A car burglary is technically known as a burglary of an unoccupied conveyance and is a third-degree felony punishable by a maximum of 5 years in state prison.
Burglary of an unoccupied conveyance is typically charged along with other theft and property crimes, such as criminal mischief (if any property is damaged), grand theft (if items are stolen in excess of $300), or petit theft (if items are stolen that are valued at less than $300).
Penalties can vary depending on the accused's prior record. If the accused has no priors, diversion, such as Pretrial Intervention, may be available, provided the alleged victim agrees.
If the accused has serious priors, then the State may seek prison time.
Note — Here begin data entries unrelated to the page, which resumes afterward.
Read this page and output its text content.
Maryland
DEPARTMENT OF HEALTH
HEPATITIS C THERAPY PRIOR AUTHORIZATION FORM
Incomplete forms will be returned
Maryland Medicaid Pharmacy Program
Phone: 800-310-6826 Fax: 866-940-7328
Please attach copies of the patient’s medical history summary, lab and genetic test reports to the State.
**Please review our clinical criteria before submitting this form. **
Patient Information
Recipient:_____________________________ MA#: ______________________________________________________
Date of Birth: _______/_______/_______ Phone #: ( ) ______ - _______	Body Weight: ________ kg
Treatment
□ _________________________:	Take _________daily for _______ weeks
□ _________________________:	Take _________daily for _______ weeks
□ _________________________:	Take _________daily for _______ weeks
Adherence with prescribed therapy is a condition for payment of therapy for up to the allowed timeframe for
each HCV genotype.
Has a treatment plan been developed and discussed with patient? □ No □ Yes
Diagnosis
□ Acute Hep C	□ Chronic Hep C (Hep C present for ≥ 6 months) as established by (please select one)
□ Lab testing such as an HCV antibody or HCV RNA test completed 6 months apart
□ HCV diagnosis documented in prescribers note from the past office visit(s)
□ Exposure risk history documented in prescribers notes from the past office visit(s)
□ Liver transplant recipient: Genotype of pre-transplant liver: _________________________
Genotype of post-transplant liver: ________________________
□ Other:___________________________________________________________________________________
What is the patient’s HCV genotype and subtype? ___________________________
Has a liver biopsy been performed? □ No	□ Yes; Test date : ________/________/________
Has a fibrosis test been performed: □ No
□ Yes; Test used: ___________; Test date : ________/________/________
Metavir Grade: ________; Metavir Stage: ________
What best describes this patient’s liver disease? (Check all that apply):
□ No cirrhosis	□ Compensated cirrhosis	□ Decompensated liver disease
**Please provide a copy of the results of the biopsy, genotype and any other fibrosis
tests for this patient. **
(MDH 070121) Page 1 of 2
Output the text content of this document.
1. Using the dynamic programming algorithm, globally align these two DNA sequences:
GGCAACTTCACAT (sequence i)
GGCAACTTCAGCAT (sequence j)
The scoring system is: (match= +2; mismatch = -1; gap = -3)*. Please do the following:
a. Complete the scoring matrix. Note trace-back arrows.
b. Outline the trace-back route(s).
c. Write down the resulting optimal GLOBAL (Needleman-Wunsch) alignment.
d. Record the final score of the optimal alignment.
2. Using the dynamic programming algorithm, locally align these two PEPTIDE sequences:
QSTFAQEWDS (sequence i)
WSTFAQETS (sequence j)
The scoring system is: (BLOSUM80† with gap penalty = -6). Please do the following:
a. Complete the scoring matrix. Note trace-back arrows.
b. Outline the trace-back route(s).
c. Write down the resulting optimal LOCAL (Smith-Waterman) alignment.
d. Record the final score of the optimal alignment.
In most cases, somebody who pleads guilty or no contest or who is found guilty of burglary of an unoccupied conveyance will be ordered to pay restitution to the alleged victim. The restitution can be costly if the alleged victim has no insurance or no comprehensive coverage (an auto insurance policy that covers burglary damages).
Car burglaries can be difficult for the State to prove without certain types of evidence. If the accused has left fingerprints on or inside of the car, that would be stronger evidence of guilt than if there was no physical evidence. Car burglaries may also be proven through eyewitness accounts, video surveillance, and statements of the accused.